Cos'è e come si cura la mielofibrosi idiopatica

Cos'è e come si cura la mielofibrosi idiopatica? Ecco alcune indicazioni utili in merito a questa patologia.

Mielofibrosi idiopatica cause

La mielofibrosi idiopatica è una malattia rara gradualmente progressiva, che provoca una proliferazione extramidollare della normale emopoiesi e anche un grandissimo aumento dei fibroblasti, con conseguente e progressiva fibrosi midollare. Tale patologia ha un esordio molto lento e subdolo, e si manifesta generalmente nei soggetti di età compresa fra i 60 e i 70 anni. Si stima che ad essere colpiti dalla mielofibrosi idiopatica siano in media 1,4 casi per 100.000 a individui per anno, e non sembra vi sia una prevalenza di un sesso rispetto all’altro.

Al momento, le cause della mielofibrosi idiopatica sono ancora sconosciute, ma sembra che l'esposizione ad alcuni solventi (benzene) o a delle radiazioni ionizzanti, possano in qualche modo influire sulla comparsa della malattia.

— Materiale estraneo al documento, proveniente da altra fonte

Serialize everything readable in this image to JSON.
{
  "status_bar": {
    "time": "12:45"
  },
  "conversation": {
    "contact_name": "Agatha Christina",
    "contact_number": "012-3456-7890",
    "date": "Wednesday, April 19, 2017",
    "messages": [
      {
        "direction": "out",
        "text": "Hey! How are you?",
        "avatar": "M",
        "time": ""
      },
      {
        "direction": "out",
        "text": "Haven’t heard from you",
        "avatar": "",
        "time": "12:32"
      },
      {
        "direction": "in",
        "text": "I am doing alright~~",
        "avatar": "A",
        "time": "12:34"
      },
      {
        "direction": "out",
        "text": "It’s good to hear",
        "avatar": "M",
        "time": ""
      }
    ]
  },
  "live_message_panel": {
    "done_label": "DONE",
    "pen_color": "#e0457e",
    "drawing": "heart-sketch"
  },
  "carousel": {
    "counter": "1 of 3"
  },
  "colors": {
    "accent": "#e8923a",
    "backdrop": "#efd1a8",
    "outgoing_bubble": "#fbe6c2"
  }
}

Fra i sintomi che la accompagnano troviamo generalmente un forte pallore della pelle, astenia, inappetenza, difficoltà a digerire, febbre, dolori ossei, sudorazione eccessiva e prurito. Nella fase iniziale possono registrarsi anche un ingrossamento della milza e del fegato, oltre a segni di ipertensione portale e aumentata incidenza di trombosi.

Prima di effettuare la diagnosi, sarà naturalmente necessario escludere la presenza di altre possibili malattie accompagnate da simili sintomi. La diagnosi andrà eseguita mediante uno striscio del sangue periferico, l’emocromo e infine una biopsia del midollo emopoietico

La prognosi della malattia è variabile da persona a persona, e solo dopo averla individuata, sarà possibile procedere con il trattamento più adeguato al quadro clinico del paziente. Al momento non esiste una terapia efficace per la mielofibrosi idiopatica mirata a curare definitivamente la malattia, fatta eccezione per il trapianto di midollo, unica opzione potenzialmente definitiva.

Detto questo, in pazienti asintomatici si potrà adottare un’osservazione e un controllo senza terapia, mentre tra i farmaci più comunemente utilizzati per il trattamento della patologia accompagnata da sintomi, essi sono mirati a curare il particolare segnale. Troveremo quindi i farmaci impiegati per controllare l’anemia (androgeni, eritropoietina, talidomide) e quelli per la splenomegalia (idrossiurea, melfalan).